NumPy: Getting samples from a multinomial distribution (4 examples)

Updated: February 28, 2024 By: Guest Contributor Post a comment

Introduction

Understanding and utilizing the multinomial distribution is a fundamental aspect of data analysis, especially in scenarios involving multiple outcomes or categories. NumPy, a cornerstone library for numerical computing in Python, offers versatile functions to work with various statistical distributions, including the multinomial distribution. In this tutorial, we will explore how to generate samples from a multinomial distribution using NumPy, accompanied by practical examples ranging from basic to advanced implementations.

Understanding Multinomial Distribution

The multinomial distribution is a generalization of the binomial distribution. While the binomial distribution represents experiments with two possible outcomes (success or failure), the multinomial distribution applies to experiments where there are two or more possible outcomes. It is defined by two parameters: the number of trials (n) and the success probabilities of the possible outcomes (p).

Let’s dive into how we can generate samples from this distribution using NumPy’s numpy.random.multinomial function through a series of examples.

Example 1: Basic Usage

import numpy as np

# Defining the number of trials and the success probabilities for 3 possible outcomes
n = 10
pvals = [0.2, 0.5, 0.3]

# Generating one sample
sample = np.random.multinomial(n, pvals)

print(sample)

Output (varies with each execution):

[2, 5, 3]

This output represents the number of occurrences for each outcome in our single trial of 10 attempts.

Example 2: Generating Multiple Samples

import numpy as np

# Multiple samples, let's generate 5
n = 10
pvals = [0.2, 0.5, 0.3]
size = 5

samples = np.random.multinomial(n, pvals, size=size)

print(samples)

Output (varies with each execution):

[[3, 4, 3],
 [2, 5, 3],
 [1, 6, 3],
 [2, 7, 1],
 [4, 3, 3]]

Now, we have a clearer picture of how the outcomes vary across multiple trials.

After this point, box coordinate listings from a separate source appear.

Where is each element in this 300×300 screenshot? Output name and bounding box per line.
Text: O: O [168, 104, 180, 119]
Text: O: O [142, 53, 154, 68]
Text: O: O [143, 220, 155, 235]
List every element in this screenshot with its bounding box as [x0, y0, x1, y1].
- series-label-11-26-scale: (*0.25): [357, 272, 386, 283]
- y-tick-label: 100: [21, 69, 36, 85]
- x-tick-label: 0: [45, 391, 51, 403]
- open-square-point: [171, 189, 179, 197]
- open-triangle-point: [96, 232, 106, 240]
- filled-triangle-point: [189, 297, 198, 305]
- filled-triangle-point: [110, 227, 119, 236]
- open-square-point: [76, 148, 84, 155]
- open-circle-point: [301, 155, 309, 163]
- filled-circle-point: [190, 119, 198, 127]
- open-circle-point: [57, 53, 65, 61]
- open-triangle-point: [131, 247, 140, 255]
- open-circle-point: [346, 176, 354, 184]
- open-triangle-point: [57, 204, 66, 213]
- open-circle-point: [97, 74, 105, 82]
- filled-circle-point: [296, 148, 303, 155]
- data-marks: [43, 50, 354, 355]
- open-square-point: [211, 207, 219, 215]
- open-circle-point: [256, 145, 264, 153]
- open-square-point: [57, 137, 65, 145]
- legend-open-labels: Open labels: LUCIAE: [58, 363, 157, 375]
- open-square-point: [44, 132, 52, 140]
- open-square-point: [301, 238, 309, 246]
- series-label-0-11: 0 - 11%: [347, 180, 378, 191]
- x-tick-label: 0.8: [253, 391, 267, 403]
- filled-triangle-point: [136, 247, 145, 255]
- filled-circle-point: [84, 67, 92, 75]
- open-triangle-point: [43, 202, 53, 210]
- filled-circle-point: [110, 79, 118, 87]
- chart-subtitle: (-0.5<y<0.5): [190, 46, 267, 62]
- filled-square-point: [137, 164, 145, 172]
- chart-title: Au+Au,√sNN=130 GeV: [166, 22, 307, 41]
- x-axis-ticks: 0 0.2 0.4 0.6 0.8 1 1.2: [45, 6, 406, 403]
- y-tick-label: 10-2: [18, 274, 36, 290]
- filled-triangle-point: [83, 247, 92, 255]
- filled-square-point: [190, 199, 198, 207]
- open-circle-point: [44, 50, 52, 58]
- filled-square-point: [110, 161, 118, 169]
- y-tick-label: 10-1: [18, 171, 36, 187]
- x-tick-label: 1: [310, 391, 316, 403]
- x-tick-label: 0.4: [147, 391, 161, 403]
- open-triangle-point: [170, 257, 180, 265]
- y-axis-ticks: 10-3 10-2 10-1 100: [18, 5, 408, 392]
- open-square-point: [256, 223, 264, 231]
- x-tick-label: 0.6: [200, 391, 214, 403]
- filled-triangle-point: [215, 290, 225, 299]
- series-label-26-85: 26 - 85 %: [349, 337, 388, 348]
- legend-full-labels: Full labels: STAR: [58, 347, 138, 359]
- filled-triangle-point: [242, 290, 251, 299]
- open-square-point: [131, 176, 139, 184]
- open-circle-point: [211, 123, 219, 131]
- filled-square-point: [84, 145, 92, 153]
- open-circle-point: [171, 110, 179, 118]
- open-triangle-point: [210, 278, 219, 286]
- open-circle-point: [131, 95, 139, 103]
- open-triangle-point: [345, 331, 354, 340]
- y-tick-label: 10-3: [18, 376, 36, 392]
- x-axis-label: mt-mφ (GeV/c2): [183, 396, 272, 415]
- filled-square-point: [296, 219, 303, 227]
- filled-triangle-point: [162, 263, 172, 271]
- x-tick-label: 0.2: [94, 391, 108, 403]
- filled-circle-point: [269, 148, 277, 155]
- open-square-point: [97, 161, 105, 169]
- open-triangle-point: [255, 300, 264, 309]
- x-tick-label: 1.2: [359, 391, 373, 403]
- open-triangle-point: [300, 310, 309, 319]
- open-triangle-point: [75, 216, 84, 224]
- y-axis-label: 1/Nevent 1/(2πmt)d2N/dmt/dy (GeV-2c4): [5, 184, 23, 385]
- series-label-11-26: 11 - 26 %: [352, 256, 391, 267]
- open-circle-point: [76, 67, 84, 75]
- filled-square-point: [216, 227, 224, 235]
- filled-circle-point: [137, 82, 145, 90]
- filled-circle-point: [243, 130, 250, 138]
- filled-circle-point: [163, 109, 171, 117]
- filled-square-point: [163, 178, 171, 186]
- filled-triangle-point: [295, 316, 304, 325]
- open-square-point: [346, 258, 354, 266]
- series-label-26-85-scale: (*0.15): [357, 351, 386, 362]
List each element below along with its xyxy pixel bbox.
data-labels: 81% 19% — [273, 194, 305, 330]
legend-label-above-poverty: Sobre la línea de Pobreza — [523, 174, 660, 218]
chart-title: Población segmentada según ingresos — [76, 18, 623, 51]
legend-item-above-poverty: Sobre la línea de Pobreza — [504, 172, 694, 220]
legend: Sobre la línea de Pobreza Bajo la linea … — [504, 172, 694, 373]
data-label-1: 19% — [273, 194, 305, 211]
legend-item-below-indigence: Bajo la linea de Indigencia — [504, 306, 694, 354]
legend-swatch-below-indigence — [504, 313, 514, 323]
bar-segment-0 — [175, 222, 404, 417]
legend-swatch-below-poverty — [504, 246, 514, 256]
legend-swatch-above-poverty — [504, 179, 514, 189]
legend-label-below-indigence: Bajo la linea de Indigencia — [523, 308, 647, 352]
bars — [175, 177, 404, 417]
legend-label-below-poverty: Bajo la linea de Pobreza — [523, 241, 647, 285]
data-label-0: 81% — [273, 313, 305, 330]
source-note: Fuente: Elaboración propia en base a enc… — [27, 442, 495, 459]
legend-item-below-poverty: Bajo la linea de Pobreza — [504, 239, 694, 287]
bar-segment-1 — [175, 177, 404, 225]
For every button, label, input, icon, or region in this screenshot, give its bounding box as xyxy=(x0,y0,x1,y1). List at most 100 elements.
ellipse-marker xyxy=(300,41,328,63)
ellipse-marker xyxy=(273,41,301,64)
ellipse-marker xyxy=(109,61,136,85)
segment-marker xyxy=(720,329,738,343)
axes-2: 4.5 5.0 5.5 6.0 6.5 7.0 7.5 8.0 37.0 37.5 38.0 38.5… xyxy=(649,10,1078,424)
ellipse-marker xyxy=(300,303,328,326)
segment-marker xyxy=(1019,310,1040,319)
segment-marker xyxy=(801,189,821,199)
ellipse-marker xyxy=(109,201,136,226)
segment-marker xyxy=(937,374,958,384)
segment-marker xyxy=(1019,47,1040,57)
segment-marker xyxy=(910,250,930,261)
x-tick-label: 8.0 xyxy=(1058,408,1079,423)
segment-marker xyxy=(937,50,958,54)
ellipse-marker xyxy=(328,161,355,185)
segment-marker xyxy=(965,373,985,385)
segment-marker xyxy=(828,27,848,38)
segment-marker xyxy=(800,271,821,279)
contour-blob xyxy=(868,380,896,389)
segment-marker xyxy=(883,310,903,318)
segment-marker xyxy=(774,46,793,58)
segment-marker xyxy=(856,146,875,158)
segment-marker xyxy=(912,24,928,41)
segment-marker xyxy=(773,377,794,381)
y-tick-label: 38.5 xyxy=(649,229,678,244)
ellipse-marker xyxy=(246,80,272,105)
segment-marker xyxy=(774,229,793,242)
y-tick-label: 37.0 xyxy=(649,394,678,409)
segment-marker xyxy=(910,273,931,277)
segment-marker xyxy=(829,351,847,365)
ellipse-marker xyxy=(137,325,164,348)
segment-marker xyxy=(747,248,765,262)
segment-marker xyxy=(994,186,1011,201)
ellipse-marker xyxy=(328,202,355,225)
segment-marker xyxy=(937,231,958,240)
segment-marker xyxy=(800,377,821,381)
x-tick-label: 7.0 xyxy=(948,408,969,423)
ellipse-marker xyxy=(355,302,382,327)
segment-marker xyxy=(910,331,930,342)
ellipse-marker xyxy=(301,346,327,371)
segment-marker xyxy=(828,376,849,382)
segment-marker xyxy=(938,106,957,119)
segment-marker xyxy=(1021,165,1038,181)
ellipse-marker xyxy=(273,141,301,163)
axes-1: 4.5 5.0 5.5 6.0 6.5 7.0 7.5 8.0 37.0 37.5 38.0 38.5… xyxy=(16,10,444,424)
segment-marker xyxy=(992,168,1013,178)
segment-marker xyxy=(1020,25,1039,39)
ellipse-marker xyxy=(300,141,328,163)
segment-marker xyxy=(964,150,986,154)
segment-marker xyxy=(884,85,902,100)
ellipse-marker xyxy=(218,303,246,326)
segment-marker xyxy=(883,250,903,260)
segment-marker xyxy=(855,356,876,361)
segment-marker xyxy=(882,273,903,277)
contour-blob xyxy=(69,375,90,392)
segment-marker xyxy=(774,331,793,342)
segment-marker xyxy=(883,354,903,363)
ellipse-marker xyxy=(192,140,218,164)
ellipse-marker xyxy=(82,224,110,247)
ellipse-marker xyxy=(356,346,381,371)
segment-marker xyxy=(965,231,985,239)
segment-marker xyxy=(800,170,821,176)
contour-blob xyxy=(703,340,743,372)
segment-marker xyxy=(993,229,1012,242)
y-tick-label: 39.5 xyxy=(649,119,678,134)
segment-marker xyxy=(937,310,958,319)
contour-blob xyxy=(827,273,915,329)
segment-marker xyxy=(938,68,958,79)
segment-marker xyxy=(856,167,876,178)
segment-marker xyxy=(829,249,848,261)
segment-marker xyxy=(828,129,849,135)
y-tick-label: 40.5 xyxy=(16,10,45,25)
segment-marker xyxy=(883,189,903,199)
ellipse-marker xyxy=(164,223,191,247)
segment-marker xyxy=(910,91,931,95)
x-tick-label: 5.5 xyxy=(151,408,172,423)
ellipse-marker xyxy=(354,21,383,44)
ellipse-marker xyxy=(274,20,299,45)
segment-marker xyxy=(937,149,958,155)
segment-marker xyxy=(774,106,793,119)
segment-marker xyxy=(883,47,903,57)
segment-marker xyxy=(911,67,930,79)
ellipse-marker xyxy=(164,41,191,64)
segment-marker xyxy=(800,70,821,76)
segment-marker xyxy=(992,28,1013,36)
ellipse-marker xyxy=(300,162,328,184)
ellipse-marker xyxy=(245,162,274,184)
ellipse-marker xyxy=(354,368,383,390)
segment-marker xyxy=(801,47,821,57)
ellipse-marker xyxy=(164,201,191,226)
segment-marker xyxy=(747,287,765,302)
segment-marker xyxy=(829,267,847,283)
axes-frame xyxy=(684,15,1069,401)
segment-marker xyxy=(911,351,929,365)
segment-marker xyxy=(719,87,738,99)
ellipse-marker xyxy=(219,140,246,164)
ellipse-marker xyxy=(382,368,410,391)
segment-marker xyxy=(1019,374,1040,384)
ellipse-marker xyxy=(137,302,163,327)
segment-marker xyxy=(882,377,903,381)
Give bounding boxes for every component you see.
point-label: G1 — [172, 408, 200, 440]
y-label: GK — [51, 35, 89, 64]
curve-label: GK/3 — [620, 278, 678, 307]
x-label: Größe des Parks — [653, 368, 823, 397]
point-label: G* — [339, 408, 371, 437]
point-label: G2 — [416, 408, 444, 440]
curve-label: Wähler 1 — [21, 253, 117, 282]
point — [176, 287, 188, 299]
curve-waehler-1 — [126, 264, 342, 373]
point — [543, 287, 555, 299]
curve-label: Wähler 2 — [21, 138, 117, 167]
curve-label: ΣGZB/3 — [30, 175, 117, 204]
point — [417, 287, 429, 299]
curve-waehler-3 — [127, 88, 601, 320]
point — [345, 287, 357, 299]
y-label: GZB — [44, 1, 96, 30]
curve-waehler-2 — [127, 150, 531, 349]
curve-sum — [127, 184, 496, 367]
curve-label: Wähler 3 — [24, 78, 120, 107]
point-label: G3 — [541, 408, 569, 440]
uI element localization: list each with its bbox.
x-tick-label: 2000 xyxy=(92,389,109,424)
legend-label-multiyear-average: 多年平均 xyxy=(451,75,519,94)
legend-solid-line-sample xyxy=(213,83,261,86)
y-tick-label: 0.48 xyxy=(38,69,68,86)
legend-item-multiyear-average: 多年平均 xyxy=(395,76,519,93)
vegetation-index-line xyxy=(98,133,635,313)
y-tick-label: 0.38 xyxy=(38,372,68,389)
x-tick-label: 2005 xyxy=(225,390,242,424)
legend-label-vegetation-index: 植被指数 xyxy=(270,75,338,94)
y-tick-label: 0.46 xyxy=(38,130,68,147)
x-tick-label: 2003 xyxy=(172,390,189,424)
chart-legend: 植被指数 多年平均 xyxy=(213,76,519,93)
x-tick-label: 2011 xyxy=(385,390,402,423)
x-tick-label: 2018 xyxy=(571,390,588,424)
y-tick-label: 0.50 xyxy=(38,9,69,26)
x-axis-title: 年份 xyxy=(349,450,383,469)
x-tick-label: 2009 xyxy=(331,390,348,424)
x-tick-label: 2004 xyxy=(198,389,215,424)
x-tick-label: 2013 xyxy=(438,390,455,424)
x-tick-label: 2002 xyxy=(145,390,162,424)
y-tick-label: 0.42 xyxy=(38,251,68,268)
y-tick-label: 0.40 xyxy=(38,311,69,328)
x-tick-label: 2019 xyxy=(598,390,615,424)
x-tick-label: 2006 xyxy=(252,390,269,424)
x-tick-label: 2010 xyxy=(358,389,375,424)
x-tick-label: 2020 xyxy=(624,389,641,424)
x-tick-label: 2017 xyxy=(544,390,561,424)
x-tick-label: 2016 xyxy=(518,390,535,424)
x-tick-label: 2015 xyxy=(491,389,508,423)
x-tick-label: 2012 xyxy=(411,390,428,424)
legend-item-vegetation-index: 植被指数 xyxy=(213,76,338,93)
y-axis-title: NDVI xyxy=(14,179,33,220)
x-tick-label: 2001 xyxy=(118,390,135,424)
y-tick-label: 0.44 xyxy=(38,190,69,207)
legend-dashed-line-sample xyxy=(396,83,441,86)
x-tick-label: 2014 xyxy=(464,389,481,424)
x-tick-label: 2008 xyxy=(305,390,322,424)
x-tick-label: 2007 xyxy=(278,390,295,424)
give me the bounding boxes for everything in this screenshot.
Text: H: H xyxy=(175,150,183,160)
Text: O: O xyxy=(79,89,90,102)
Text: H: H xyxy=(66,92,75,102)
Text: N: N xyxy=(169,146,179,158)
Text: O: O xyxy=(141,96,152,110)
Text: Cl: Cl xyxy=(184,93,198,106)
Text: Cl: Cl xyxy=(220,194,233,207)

Example 3: Using Multinomial Distribution for Simulation

import numpy as np

# Simulating dice throws
n = 1  # one roll of the dice
pvals = [1/6] * 6  # equal probability for each face
size = 10000  # number of throws

results = np.random.multinomial(n, pvals, size=size)

# Getting the frequency of each outcome
outcomes = np.sum(results, axis=0)
print(outcomes)

Output (vary, due to the randomness):

[1634 1697 1630 1652 1654 1733]

In this example, we’re simulating 10,000 dice rolls, and by summing the results, we get the frequency of each dice face appearing.

Example 4: Complex Data Simulation

import numpy as np

# Complex distribution example, representing different probabilities for events
n = 1000  # total events
pvals = [0.1, 0.2, 0.25, 0.15, 0.3]  # probabilities for each event
size = 100  # simulations

complex_samples = np.random.multinomial(n, pvals, size=size)

# Using statistical measures to analyze the simulation
means = np.mean(complex_samples, axis=0)
stds = np.std(complex_samples, axis=0, ddof=1)

print("Mean occurrences:", means)
print("Standard deviations:", stds)

Output (random)

Mean occurrences: [100.29 199.64 249.23 150.1  300.74]
Standard deviations: [ 9.15886169 12.93067764 15.07480003  9.5774356  13.08682737]

This advanced example delves into simulating a complex scenario with 1000 events over 100 simulations, showcasing how we can further analyze the results using mean occurrences and standard deviations.